Luke raised an eyebrow. "You found something?"

"Mm-hmm." She flipped the tablet around and tapped to bring up an image. "Three bodies across two states, all male, late twenties, and—get this—every one of them had old surgical scars. Appendectomy, knee surgeries, even a cochlear implant on the last one. And they were removed. Postmortem."

Luke winced. "That's... not medical curiosity."

"Nope," Garcia agreed brightly. "It's surgical fixation. He's not collecting organs—he's collecting scars."


Derek leaned forward slightly, eyes narrowing in that profiler way that made you feel like you were being x-rayed. "So he's targeting people with past trauma. Physical marks. Maybe ones that mirror his own."

Luke rubbed the back of his neck. "Revenge fantasy? Projection?"

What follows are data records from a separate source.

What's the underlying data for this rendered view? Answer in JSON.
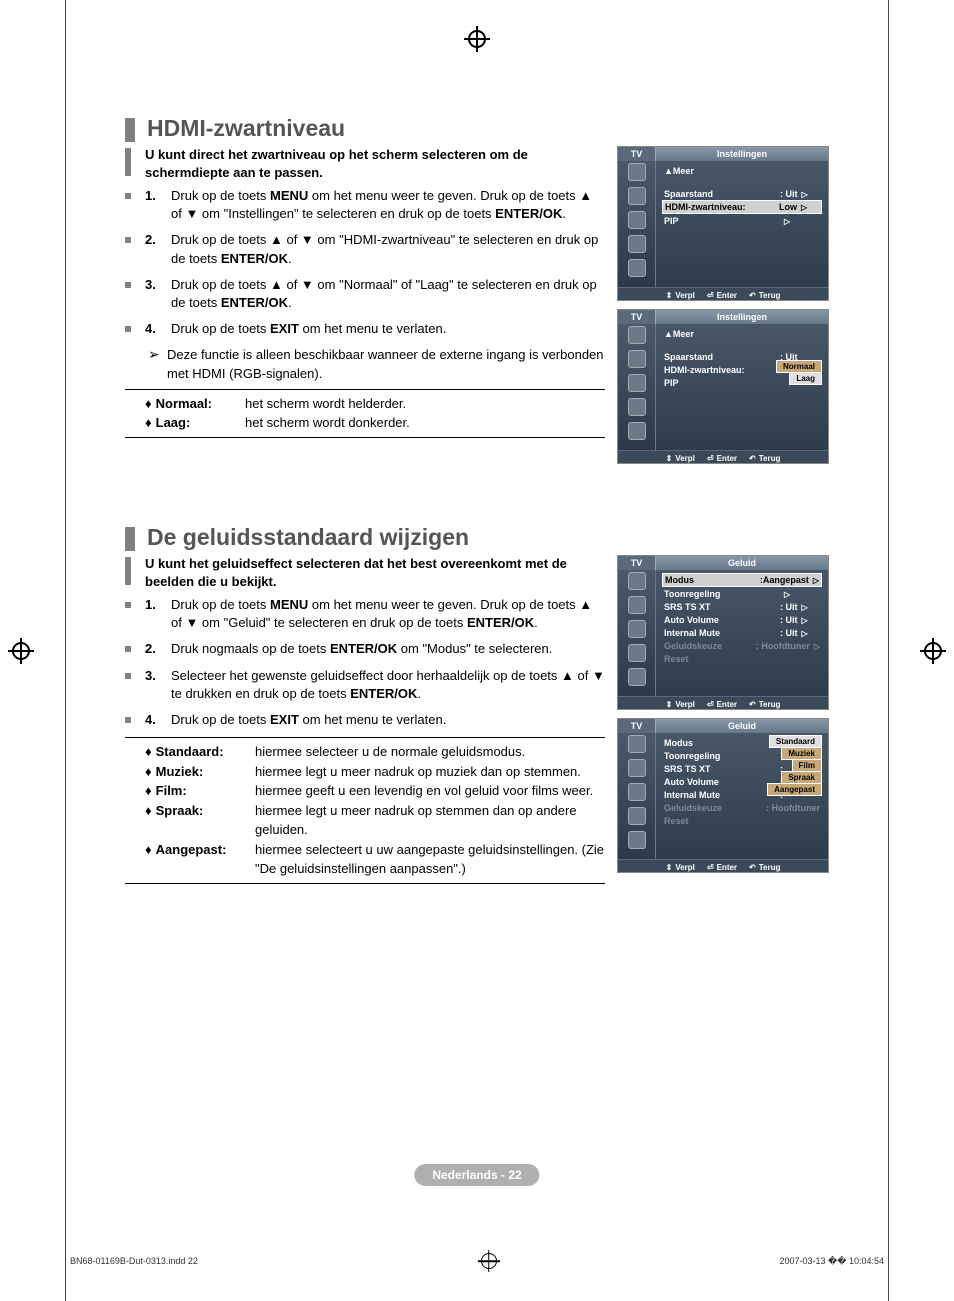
{
  "page": {
    "badge": "Nederlands - 22",
    "footer_left": "BN68-01169B-Dut-0313.indd   22",
    "footer_right": "2007-03-13   �� 10:04:54"
  },
  "section1": {
    "title": "HDMI-zwartniveau",
    "intro": "U kunt direct het zwartniveau op het scherm selecteren om de schermdiepte aan te passen.",
    "steps": [
      "Druk op de toets MENU om het menu weer te geven. Druk op de toets ▲ of ▼ om \"Instellingen\" te selecteren en druk op de toets ENTER/OK.",
      "Druk op de toets ▲ of ▼ om \"HDMI-zwartniveau\" te selecteren en druk op de toets ENTER/OK.",
      "Druk op de toets ▲ of ▼ om \"Normaal\" of \"Laag\" te selecteren en druk op de toets ENTER/OK.",
      "Druk op de toets EXIT om het menu te verlaten."
    ],
    "note": "Deze functie is alleen beschikbaar wanneer de externe ingang is verbonden met HDMI (RGB-signalen).",
    "defs": [
      {
        "label": "Normaal:",
        "value": "het scherm wordt helderder."
      },
      {
        "label": "Laag:",
        "value": "het scherm wordt donkerder."
      }
    ],
    "osd1": {
      "tv": "TV",
      "title": "Instellingen",
      "more": "▲Meer",
      "rows": [
        {
          "l": "Spaarstand",
          "r": ": Uit",
          "arw": "▷"
        },
        {
          "l": "HDMI-zwartniveau:",
          "r": "Low",
          "arw": "▷",
          "hl": true
        },
        {
          "l": "PIP",
          "r": "",
          "arw": "▷"
        }
      ],
      "footer": {
        "move": "Verpl",
        "enter": "Enter",
        "return": "Terug"
      }
    },
    "osd2": {
      "tv": "TV",
      "title": "Instellingen",
      "more": "▲Meer",
      "rows": [
        {
          "l": "Spaarstand",
          "r": ": Uit"
        },
        {
          "l": "HDMI-zwartniveau:",
          "r": ""
        },
        {
          "l": "PIP",
          "r": ""
        }
      ],
      "popup": [
        {
          "t": "Normaal",
          "sel": false
        },
        {
          "t": "Laag",
          "sel": true
        }
      ],
      "footer": {
        "move": "Verpl",
        "enter": "Enter",
        "return": "Terug"
      }
    }
  },
  "section2": {
    "title": "De geluidsstandaard wijzigen",
    "intro": "U kunt het geluidseffect selecteren dat het best overeenkomt met de beelden die u bekijkt.",
    "steps": [
      "Druk op de toets MENU om het menu weer te geven. Druk op de toets ▲ of ▼ om \"Geluid\" te selecteren en druk op de toets ENTER/OK.",
      "Druk nogmaals op de toets ENTER/OK om \"Modus\" te selecteren.",
      "Selecteer het gewenste geluidseffect door herhaaldelijk op de toets ▲ of ▼ te drukken en druk op de toets ENTER/OK.",
      "Druk op de toets EXIT om het menu te verlaten."
    ],
    "defs": [
      {
        "label": "Standaard:",
        "value": "hiermee selecteer u de normale geluidsmodus."
      },
      {
        "label": "Muziek:",
        "value": "hiermee legt u meer nadruk op muziek dan op stemmen."
      },
      {
        "label": "Film:",
        "value": "hiermee geeft u een levendig en vol geluid voor films weer."
      },
      {
        "label": "Spraak:",
        "value": "hiermee legt u meer nadruk op stemmen dan op andere geluiden."
      },
      {
        "label": "Aangepast:",
        "value": "hiermee selecteert u uw aangepaste geluidsinstellingen. (Zie \"De geluidsinstellingen aanpassen\".)"
      }
    ],
    "osd1": {
      "tv": "TV",
      "title": "Geluid",
      "rows": [
        {
          "l": "Modus",
          "r": ":Aangepast",
          "arw": "▷",
          "hl": true
        },
        {
          "l": "Toonregeling",
          "r": "",
          "arw": "▷"
        },
        {
          "l": "SRS TS XT",
          "r": ": Uit",
          "arw": "▷"
        },
        {
          "l": "Auto Volume",
          "r": ": Uit",
          "arw": "▷"
        },
        {
          "l": "Internal Mute",
          "r": ": Uit",
          "arw": "▷"
        },
        {
          "l": "Geluidskeuze",
          "r": ": Hoofdtuner",
          "arw": "▷",
          "dim": true
        },
        {
          "l": "Reset",
          "r": "",
          "dim": true
        }
      ],
      "footer": {
        "move": "Verpl",
        "enter": "Enter",
        "return": "Terug"
      }
    },
    "osd2": {
      "tv": "TV",
      "title": "Geluid",
      "rows": [
        {
          "l": "Modus",
          "r": ":"
        },
        {
          "l": "Toonregeling",
          "r": ""
        },
        {
          "l": "SRS TS XT",
          "r": ":"
        },
        {
          "l": "Auto Volume",
          "r": ":"
        },
        {
          "l": "Internal Mute",
          "r": ":"
        },
        {
          "l": "Geluidskeuze",
          "r": ": Hoofdtuner",
          "dim": true
        },
        {
          "l": "Reset",
          "r": "",
          "dim": true
        }
      ],
      "popup": [
        {
          "t": "Standaard",
          "sel": true
        },
        {
          "t": "Muziek"
        },
        {
          "t": "Film"
        },
        {
          "t": "Spraak"
        },
        {
          "t": "Aangepast"
        }
      ],
      "footer": {
        "move": "Verpl",
        "enter": "Enter",
        "return": "Terug"
      }
    }
  }
}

"Could be," Derek murmured. "We'll need victim histories. Hospital records. School injuries, maybe."

Garcia nodded, already swiping through her files. "I've got requests out, but bureaucratic red tape is thicker than my moisturizer. I should have more by morning."

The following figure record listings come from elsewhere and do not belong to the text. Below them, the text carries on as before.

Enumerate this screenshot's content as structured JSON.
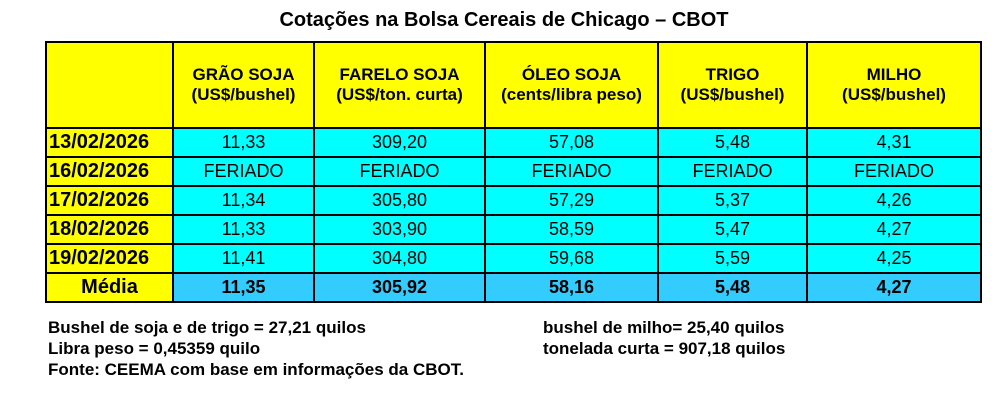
{
  "title": "Cotações na Bolsa Cereais de Chicago – CBOT",
  "columns": [
    {
      "name": "",
      "unit": ""
    },
    {
      "name": "GRÃO SOJA",
      "unit": "(US$/bushel)"
    },
    {
      "name": "FARELO SOJA",
      "unit": "(US$/ton. curta)"
    },
    {
      "name": "ÓLEO SOJA",
      "unit": "(cents/libra peso)"
    },
    {
      "name": "TRIGO",
      "unit": "(US$/bushel)"
    },
    {
      "name": "MILHO",
      "unit": "(US$/bushel)"
    }
  ],
  "rows": [
    {
      "date": "13/02/2026",
      "values": [
        "11,33",
        "309,20",
        "57,08",
        "5,48",
        "4,31"
      ]
    },
    {
      "date": "16/02/2026",
      "values": [
        "FERIADO",
        "FERIADO",
        "FERIADO",
        "FERIADO",
        "FERIADO"
      ]
    },
    {
      "date": "17/02/2026",
      "values": [
        "11,34",
        "305,80",
        "57,29",
        "5,37",
        "4,26"
      ]
    },
    {
      "date": "18/02/2026",
      "values": [
        "11,33",
        "303,90",
        "58,59",
        "5,47",
        "4,27"
      ]
    },
    {
      "date": "19/02/2026",
      "values": [
        "11,41",
        "304,80",
        "59,68",
        "5,59",
        "4,25"
      ]
    }
  ],
  "average": {
    "label": "Média",
    "values": [
      "11,35",
      "305,92",
      "58,16",
      "5,48",
      "4,27"
    ]
  },
  "notes": {
    "left": [
      "Bushel de soja e de trigo = 27,21 quilos",
      "Libra peso = 0,45359 quilo",
      "Fonte: CEEMA com base em informações da CBOT."
    ],
    "right": [
      "bushel de milho= 25,40 quilos",
      "tonelada curta = 907,18 quilos"
    ]
  },
  "colors": {
    "header_yellow": "#ffff00",
    "cell_cyan": "#00ffff",
    "average_blue": "#33ccff"
  }
}
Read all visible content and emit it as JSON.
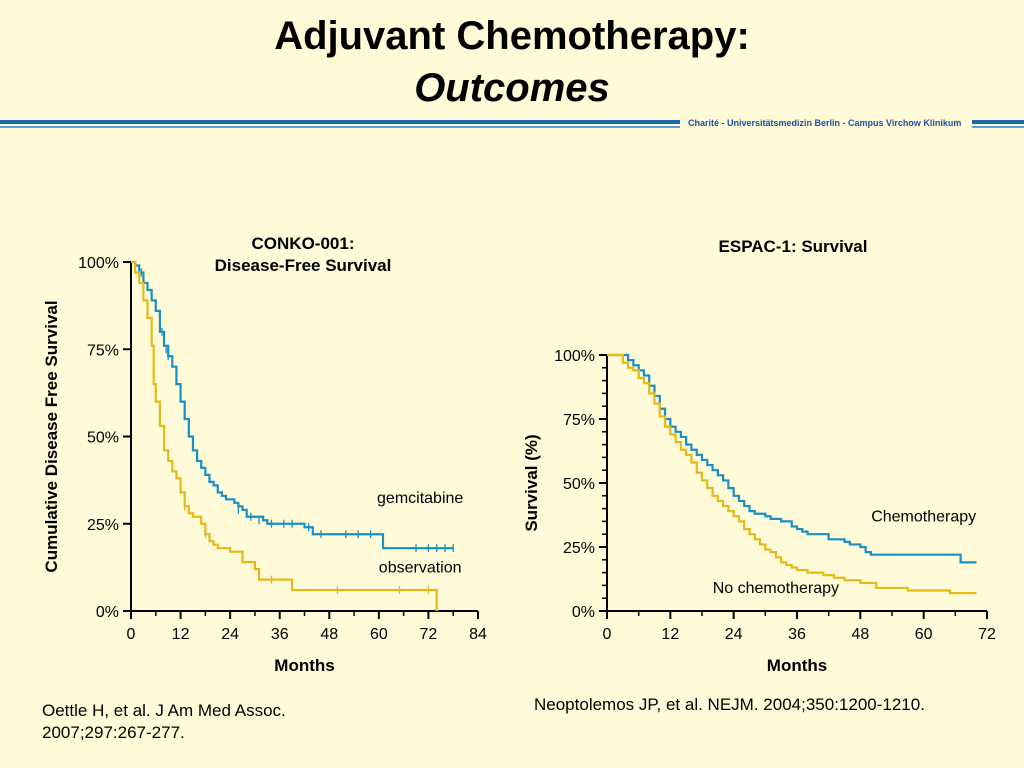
{
  "slide": {
    "title_line1": "Adjuvant Chemotherapy:",
    "title_line2": "Outcomes",
    "affiliation": "Charité - Universitätsmedizin Berlin - Campus Virchow Klinikum",
    "accent_color": "#1c6aa3"
  },
  "citations": {
    "left_line1": "Oettle H, et al. J Am Med Assoc.",
    "left_line2": "2007;297:267-277.",
    "right": "Neoptolemos JP, et al. NEJM. 2004;350:1200-1210."
  },
  "chart_data": [
    {
      "type": "line",
      "step": true,
      "title_lines": [
        "CONKO-001:",
        "Disease-Free Survival"
      ],
      "xlabel": "Months",
      "ylabel": "Cumulative Disease Free Survival",
      "xlim": [
        0,
        84
      ],
      "ylim": [
        0,
        100
      ],
      "x_ticks": [
        0,
        12,
        24,
        36,
        48,
        60,
        72,
        84
      ],
      "y_ticks": [
        "0%",
        "25%",
        "50%",
        "75%",
        "100%"
      ],
      "y_tick_values": [
        0,
        25,
        50,
        75,
        100
      ],
      "series": [
        {
          "name": "gemcitabine",
          "color": "#1a8fc4",
          "label_pos": [
            70,
            31
          ],
          "points": [
            [
              0,
              100
            ],
            [
              1,
              99
            ],
            [
              2,
              97
            ],
            [
              3,
              94
            ],
            [
              4,
              92
            ],
            [
              5,
              89
            ],
            [
              6,
              86
            ],
            [
              7,
              80
            ],
            [
              8,
              76
            ],
            [
              9,
              73
            ],
            [
              10,
              70
            ],
            [
              11,
              65
            ],
            [
              12,
              60
            ],
            [
              13,
              55
            ],
            [
              14,
              50
            ],
            [
              15,
              46
            ],
            [
              16,
              43
            ],
            [
              17,
              41
            ],
            [
              18,
              39
            ],
            [
              19,
              37
            ],
            [
              20,
              36
            ],
            [
              21,
              34
            ],
            [
              22,
              33
            ],
            [
              23,
              32
            ],
            [
              25,
              31
            ],
            [
              26,
              30
            ],
            [
              27,
              29
            ],
            [
              28,
              27
            ],
            [
              31,
              27
            ],
            [
              32,
              26
            ],
            [
              33,
              25
            ],
            [
              40,
              25
            ],
            [
              42,
              24
            ],
            [
              44,
              22
            ],
            [
              50,
              22
            ],
            [
              60,
              22
            ],
            [
              61,
              18
            ],
            [
              78,
              18
            ]
          ],
          "censor": [
            [
              1,
              99
            ],
            [
              2,
              98
            ],
            [
              2.5,
              97
            ],
            [
              3,
              95
            ],
            [
              4,
              93
            ],
            [
              6,
              87
            ],
            [
              7,
              82
            ],
            [
              7.5,
              80
            ],
            [
              8,
              77
            ],
            [
              8.5,
              75
            ],
            [
              9,
              73
            ],
            [
              10,
              71
            ],
            [
              11,
              67
            ],
            [
              12,
              61
            ],
            [
              13,
              56
            ],
            [
              14,
              51
            ],
            [
              16,
              44
            ],
            [
              17,
              42
            ],
            [
              18,
              40
            ],
            [
              26,
              29
            ],
            [
              29,
              27
            ],
            [
              31,
              26
            ],
            [
              34,
              25
            ],
            [
              37,
              25
            ],
            [
              39,
              25
            ],
            [
              43,
              24
            ],
            [
              46,
              22
            ],
            [
              52,
              22
            ],
            [
              55,
              22
            ],
            [
              58,
              22
            ],
            [
              69,
              18
            ],
            [
              72,
              18
            ],
            [
              74,
              18
            ],
            [
              76,
              18
            ],
            [
              78,
              18
            ]
          ]
        },
        {
          "name": "observation",
          "color": "#e6b917",
          "label_pos": [
            70,
            11
          ],
          "points": [
            [
              0,
              100
            ],
            [
              1,
              97
            ],
            [
              2,
              94
            ],
            [
              3,
              89
            ],
            [
              4,
              84
            ],
            [
              5,
              76
            ],
            [
              5.5,
              65
            ],
            [
              6,
              60
            ],
            [
              7,
              53
            ],
            [
              8,
              46
            ],
            [
              9,
              43
            ],
            [
              10,
              40
            ],
            [
              11,
              38
            ],
            [
              12,
              34
            ],
            [
              13,
              30
            ],
            [
              14,
              28
            ],
            [
              15,
              27
            ],
            [
              17,
              25
            ],
            [
              18,
              22
            ],
            [
              19,
              20
            ],
            [
              20,
              19
            ],
            [
              21,
              18
            ],
            [
              24,
              17
            ],
            [
              27,
              14
            ],
            [
              30,
              12
            ],
            [
              31,
              9
            ],
            [
              38,
              9
            ],
            [
              39,
              6
            ],
            [
              74,
              6
            ],
            [
              74,
              0
            ]
          ],
          "censor": [
            [
              1,
              98
            ],
            [
              2,
              95
            ],
            [
              3,
              90
            ],
            [
              13,
              30
            ],
            [
              18,
              22
            ],
            [
              34,
              9
            ],
            [
              50,
              6
            ],
            [
              65,
              6
            ],
            [
              72,
              6
            ]
          ]
        }
      ]
    },
    {
      "type": "line",
      "step": true,
      "title_lines": [
        "ESPAC-1: Survival"
      ],
      "xlabel": "Months",
      "ylabel": "Survival (%)",
      "xlim": [
        0,
        72
      ],
      "ylim": [
        0,
        100
      ],
      "x_ticks": [
        0,
        12,
        24,
        36,
        48,
        60,
        72
      ],
      "y_ticks": [
        "0%",
        "25%",
        "50%",
        "75%",
        "100%"
      ],
      "y_tick_values": [
        0,
        25,
        50,
        75,
        100
      ],
      "series": [
        {
          "name": "Chemotherapy",
          "color": "#1a8fc4",
          "label_pos": [
            60,
            35
          ],
          "points": [
            [
              0,
              100
            ],
            [
              3,
              100
            ],
            [
              4,
              98
            ],
            [
              5,
              96
            ],
            [
              6,
              94
            ],
            [
              7,
              92
            ],
            [
              8,
              88
            ],
            [
              9,
              84
            ],
            [
              10,
              79
            ],
            [
              11,
              75
            ],
            [
              12,
              72
            ],
            [
              13,
              70
            ],
            [
              14,
              68
            ],
            [
              15,
              65
            ],
            [
              16,
              63
            ],
            [
              17,
              61
            ],
            [
              18,
              59
            ],
            [
              19,
              57
            ],
            [
              20,
              55
            ],
            [
              21,
              53
            ],
            [
              22,
              51
            ],
            [
              23,
              48
            ],
            [
              24,
              45
            ],
            [
              25,
              43
            ],
            [
              26,
              41
            ],
            [
              27,
              39
            ],
            [
              28,
              38
            ],
            [
              30,
              37
            ],
            [
              31,
              36
            ],
            [
              33,
              35
            ],
            [
              35,
              33
            ],
            [
              36,
              32
            ],
            [
              37,
              31
            ],
            [
              38,
              30
            ],
            [
              41,
              30
            ],
            [
              42,
              28
            ],
            [
              45,
              27
            ],
            [
              46,
              26
            ],
            [
              48,
              25
            ],
            [
              49,
              23
            ],
            [
              50,
              22
            ],
            [
              66,
              22
            ],
            [
              67,
              19
            ],
            [
              70,
              19
            ]
          ],
          "censor": []
        },
        {
          "name": "No chemotherapy",
          "color": "#e6b917",
          "label_pos": [
            32,
            7
          ],
          "points": [
            [
              0,
              100
            ],
            [
              2,
              100
            ],
            [
              3,
              97
            ],
            [
              4,
              95
            ],
            [
              5,
              94
            ],
            [
              6,
              91
            ],
            [
              7,
              89
            ],
            [
              8,
              85
            ],
            [
              9,
              81
            ],
            [
              10,
              76
            ],
            [
              11,
              72
            ],
            [
              12,
              69
            ],
            [
              13,
              66
            ],
            [
              14,
              63
            ],
            [
              15,
              61
            ],
            [
              16,
              58
            ],
            [
              17,
              54
            ],
            [
              18,
              51
            ],
            [
              19,
              48
            ],
            [
              20,
              45
            ],
            [
              21,
              43
            ],
            [
              22,
              41
            ],
            [
              23,
              39
            ],
            [
              24,
              37
            ],
            [
              25,
              35
            ],
            [
              26,
              32
            ],
            [
              27,
              30
            ],
            [
              28,
              28
            ],
            [
              29,
              26
            ],
            [
              30,
              24
            ],
            [
              31,
              23
            ],
            [
              32,
              21
            ],
            [
              33,
              19
            ],
            [
              34,
              18
            ],
            [
              35,
              17
            ],
            [
              36,
              16
            ],
            [
              38,
              15
            ],
            [
              41,
              14
            ],
            [
              43,
              13
            ],
            [
              45,
              12
            ],
            [
              48,
              11
            ],
            [
              51,
              9
            ],
            [
              56,
              9
            ],
            [
              57,
              8
            ],
            [
              64,
              8
            ],
            [
              65,
              7
            ],
            [
              70,
              7
            ]
          ],
          "censor": []
        }
      ]
    }
  ]
}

Luke glanced at Derek. "You got a report ready for Hotch yet? He asked me for one earlier and said you were working on yours."

Derek sighed, long and low, running a hand down his face. "Halfway there. I keep rewriting the profile."

Luke gave a small nod, casual. "You think it's the field work you miss, or just the chase?"

Derek paused, just for a second. Then his smile returned, practiced and mild. "Probably just the adrenaline."

Garcia chimed in without missing a beat. "You? Miss the field? Never. You definitely don't miss getting tackled into bushes in Kansas or chased by a guy with a hatchet in Florida."

"That hatchet guy was your lead," Derek said with a smirk. "I was just backup."

"And look where that got you," she teased.

As the conversation drifted into old war stories and half-jokes about near-misses and tactical missteps, Luke leaned back in his chair, sipping his soda and listening more than talking. He watched the way Derek sat with them—present, contributing, laughing even—but never fully relaxed. Like a man pressing on an old bruise to make sure it still hurt.

Luke didn't let it show.

He just sat there, part of the scene now, and quietly wondered if Derek Hotchner ever looked at old case photos the way some people looked at vacation albums.

And whether, deep down, Derek missed the blood and dust of the field more than he let on.